The title track opens the disc. It’s got a killer, funky rhythm section. The shifts and changes are unusual, yet somehow accessible. The vocal arrangement is top-notch. This is fusion magic. I really love the guitar solo on this thing. At times I’m reminded of Traffic here.

What Do You Know
Take the sounds of the previous tune and turn the whole thing more mainstream and you’ll have a good idea of what this is like. It’s almost got a Steely Dan vibe, but with more pure fusion and progressive rock in the mix.
Better Down South
Even more mainstream than either of the previous pieces, this is very much like a jazzier version of Steely Dan. It’s a great tune. The instrumental section on this is particularly tasty.
Designer Babies
The fusion elements driving this are much less mainstream. It shifts and turns frequently and rather left-turn-like. This song has lyrics that talk about “jazz fusion music” and Frank Zappa. You can’t beat that. It’s a weird one, but also a very cool one. It has some intriguing musical passages and instrumental sections.
Slide on Thru
More of a rock song, this is again like a jazzier version of Steely Dan in a lot of ways. The soulful female vocals are classy and I love some of the keyboard bits here. The guitar solo on this has a lot of classic rock built into it and is particularly noteworthy.
Another set in that Steely Dan turned more jazzy approach, this is another strong cut on a disc that’s full of them. The instrumental sections are more pure jazz for sure. We get some tasty saxophone solos on this one.
Grey Goo
A mellower cut, this one is more of a pure jazz piece. It’s a bit strange, but yet works quite well. Again, the saxophone really shines. The space jam in the middle of the track has more of a rock vibe to it, at times feeling a bit like Traffic and at other times making me think of King Crimson a bit. There’s also a spacey instrumental section later.

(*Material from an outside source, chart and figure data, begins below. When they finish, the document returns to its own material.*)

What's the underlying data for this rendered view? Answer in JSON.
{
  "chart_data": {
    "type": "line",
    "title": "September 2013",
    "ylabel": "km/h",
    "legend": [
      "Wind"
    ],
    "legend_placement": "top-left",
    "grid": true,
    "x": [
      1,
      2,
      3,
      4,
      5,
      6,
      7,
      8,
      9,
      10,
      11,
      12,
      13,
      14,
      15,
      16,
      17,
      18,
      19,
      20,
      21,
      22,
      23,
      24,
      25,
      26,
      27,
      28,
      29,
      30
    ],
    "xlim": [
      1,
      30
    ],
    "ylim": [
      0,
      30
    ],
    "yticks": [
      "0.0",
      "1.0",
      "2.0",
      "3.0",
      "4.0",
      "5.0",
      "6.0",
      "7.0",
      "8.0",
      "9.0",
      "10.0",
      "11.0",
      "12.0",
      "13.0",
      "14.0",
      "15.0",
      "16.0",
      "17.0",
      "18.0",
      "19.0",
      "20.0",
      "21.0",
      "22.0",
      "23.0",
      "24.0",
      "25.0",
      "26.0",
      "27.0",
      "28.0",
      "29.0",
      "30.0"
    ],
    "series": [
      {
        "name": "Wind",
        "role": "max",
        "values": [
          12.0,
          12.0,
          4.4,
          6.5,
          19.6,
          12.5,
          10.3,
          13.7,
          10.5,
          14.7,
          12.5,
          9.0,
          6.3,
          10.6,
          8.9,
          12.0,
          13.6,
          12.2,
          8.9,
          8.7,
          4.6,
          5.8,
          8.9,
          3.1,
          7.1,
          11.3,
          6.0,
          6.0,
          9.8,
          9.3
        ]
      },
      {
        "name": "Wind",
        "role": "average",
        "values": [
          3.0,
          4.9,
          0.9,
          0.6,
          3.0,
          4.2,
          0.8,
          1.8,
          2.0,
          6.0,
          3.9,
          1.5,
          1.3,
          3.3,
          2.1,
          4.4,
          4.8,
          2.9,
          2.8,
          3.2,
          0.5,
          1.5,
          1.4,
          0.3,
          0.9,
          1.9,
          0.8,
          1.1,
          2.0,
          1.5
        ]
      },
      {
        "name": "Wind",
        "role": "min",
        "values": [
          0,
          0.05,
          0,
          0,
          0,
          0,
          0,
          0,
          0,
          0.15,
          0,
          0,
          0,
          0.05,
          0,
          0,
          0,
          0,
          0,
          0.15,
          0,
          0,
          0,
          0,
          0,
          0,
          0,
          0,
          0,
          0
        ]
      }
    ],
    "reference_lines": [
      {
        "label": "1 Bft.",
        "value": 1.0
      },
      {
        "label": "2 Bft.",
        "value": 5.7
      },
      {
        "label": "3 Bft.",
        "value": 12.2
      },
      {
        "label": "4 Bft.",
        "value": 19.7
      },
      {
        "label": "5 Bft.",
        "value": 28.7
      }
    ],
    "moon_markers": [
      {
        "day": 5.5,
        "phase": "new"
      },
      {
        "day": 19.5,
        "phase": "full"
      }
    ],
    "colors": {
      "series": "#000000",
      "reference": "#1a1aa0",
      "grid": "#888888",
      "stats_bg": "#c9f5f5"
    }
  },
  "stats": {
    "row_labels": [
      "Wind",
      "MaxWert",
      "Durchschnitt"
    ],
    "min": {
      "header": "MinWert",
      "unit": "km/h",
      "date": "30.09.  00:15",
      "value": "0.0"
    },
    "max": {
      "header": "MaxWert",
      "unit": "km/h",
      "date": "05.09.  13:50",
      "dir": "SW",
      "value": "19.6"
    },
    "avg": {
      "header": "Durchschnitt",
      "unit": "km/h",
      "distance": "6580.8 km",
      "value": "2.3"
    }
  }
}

Here’s another that has some definite Steely Dan elements to it. The music is great fusion really.
Looking at You
Although the rock is not fully out of this, it’s much more of a pure fusion piece. It seems to even have some classical leanings at times.
Mind over Mind
I love the jazz groove on this one. It’s got some of that Steely Dan element here, too, but overall this is a great fusion piece.
More high energy than the previous tune, this one is no less jazz-oriented and no less cool. It’s got some great musical moments. It makes me think of Spyro Gyra quite a bit. The keyboards really steal the show for me on this number.
No Credit No Problem
This is more of a pop rock piece, but it still has a lot of jazz in the mix. The jam later in the track, though, takes it to more pure jazz territory.
Repeat Repeat
I love the keyboards on this. It’s a faster paced number with pretty much equal parts jazz, rock and pop music.
Scum Valley
This arguably the most purely rock oriented song on the disc. It’s got some great movements and is a cool tune overall. Even the instrumental section is arguably closer to psychedelic classic rock than it is to jazz.
Steely Dan meets progressive rock here. Yes, there is some jazz here, too, but it’s less dominant than it is on some of the other music.
Under D Tree Restaurant
This one has a lot of reggae in the mix. I can even hear some country music in the jamming here. It’s a good bit of variety.
When Will I See You Again
A mellower and more melodic number, this is back in the fusion meets jazz rock territory. It’s good, but by now the formula is really starting to wear thin. An instrumental or a change in the vocal department would go a long way towards freshening things up here. It’s really a shame because some of the later sections that make me think of Pat Metheny are quite exceptional.
Will We Ever Meet
More energy and groove is delivered in this tune. The keyboard soloing in this is great.
1800 Funk
As it should be, there is a lot of funk in this. It’s also another with a lot of Steely Dan in the sound. This is a cool tune and manages to stand out despite the formula issues. That says a lot. This is really one of the best pieces here.